Chime IPO 2026: The Profitability Question
The single most encouraging line in Chime's filings was the loss trajectory. Net loss narrowed to roughly $25 million in 2024 from about $203 million in 2023, on revenue of around $1.67 billion that grew roughly 30% year over year, and the company posted positive adjusted EBITDA for the first time. That is the difference between a 2021-vintage fintech burning cash to grow and a 2025-vintage one that has to show a path to GAAP profit to keep its multiple.
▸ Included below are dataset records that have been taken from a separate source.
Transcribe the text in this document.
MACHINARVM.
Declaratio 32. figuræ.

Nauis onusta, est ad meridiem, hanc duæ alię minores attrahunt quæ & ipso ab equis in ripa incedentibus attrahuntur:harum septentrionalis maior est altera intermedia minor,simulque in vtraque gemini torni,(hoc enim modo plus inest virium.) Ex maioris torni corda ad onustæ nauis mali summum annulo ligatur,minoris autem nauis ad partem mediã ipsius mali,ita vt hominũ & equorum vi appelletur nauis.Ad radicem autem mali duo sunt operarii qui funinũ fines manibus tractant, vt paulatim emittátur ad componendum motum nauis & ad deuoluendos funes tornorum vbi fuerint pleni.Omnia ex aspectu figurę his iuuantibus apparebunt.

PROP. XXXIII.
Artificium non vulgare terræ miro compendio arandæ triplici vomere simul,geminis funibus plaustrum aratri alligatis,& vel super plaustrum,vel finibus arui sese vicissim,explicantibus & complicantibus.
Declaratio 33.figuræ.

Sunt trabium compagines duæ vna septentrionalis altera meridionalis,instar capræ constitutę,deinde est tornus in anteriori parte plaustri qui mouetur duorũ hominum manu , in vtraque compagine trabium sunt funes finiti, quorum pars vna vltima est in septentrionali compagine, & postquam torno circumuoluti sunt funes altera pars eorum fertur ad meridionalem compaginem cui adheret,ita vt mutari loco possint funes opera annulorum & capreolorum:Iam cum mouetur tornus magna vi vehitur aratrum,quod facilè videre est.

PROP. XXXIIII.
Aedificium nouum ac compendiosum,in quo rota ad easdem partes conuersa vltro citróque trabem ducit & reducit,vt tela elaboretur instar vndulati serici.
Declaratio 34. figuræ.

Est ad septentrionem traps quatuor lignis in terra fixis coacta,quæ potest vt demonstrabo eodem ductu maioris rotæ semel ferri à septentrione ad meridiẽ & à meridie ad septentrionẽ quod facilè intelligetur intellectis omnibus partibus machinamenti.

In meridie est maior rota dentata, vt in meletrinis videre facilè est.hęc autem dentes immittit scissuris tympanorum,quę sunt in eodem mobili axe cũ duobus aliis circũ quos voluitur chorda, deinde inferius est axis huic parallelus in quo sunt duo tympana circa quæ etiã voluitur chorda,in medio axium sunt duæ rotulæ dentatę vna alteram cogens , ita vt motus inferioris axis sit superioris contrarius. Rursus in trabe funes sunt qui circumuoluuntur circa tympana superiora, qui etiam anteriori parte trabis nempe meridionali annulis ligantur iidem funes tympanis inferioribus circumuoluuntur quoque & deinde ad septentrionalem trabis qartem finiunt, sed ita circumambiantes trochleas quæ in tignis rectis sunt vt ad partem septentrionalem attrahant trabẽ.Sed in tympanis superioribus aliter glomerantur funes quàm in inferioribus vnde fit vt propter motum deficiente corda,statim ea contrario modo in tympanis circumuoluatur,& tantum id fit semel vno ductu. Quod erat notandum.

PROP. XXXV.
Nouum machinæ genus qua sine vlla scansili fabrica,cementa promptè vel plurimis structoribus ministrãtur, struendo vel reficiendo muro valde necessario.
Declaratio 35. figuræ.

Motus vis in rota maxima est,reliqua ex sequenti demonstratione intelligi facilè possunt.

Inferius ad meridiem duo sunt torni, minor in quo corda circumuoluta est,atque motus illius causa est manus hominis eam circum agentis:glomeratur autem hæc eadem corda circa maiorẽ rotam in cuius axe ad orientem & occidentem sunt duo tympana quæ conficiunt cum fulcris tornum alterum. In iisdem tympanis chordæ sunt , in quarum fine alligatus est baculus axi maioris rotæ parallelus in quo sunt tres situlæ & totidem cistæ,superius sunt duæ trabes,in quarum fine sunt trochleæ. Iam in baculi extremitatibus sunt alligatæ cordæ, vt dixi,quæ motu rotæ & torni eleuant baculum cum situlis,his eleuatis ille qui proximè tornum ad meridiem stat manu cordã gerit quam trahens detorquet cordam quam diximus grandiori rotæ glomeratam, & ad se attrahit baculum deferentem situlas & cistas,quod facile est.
But the cost that still defines Chime is customer acquisition. The company has historically spent aggressively on marketing — sponsorships, performance ads, and referral incentives — to add members, and the entire bull case rests on revenue per member rising faster than the cost to acquire and retain them. At an ~$11.6 billion IPO valuation against ~$1.67 billion in revenue, CHYM priced near 7x sales: not absurd for a growth fintech, but rich for a low-margin, interchange-dependent business. The multiple only holds if Chime keeps converting members into higher-value, multi-product relationships. For context on how investors are pricing growth versus profitability across the public listing class, our Tech IPO dashboard is the cleanest place to compare.
The verdict on Chime's IPO:
Chime's $864M IPO at an ~$11.6B valuation repriced a $25B fintech for a higher-rate world — and proved a neobank can get near breakeven on $1.67B of mostly interchange revenue. The open question isn't whether the model works, but whether 7x sales is the right price for it.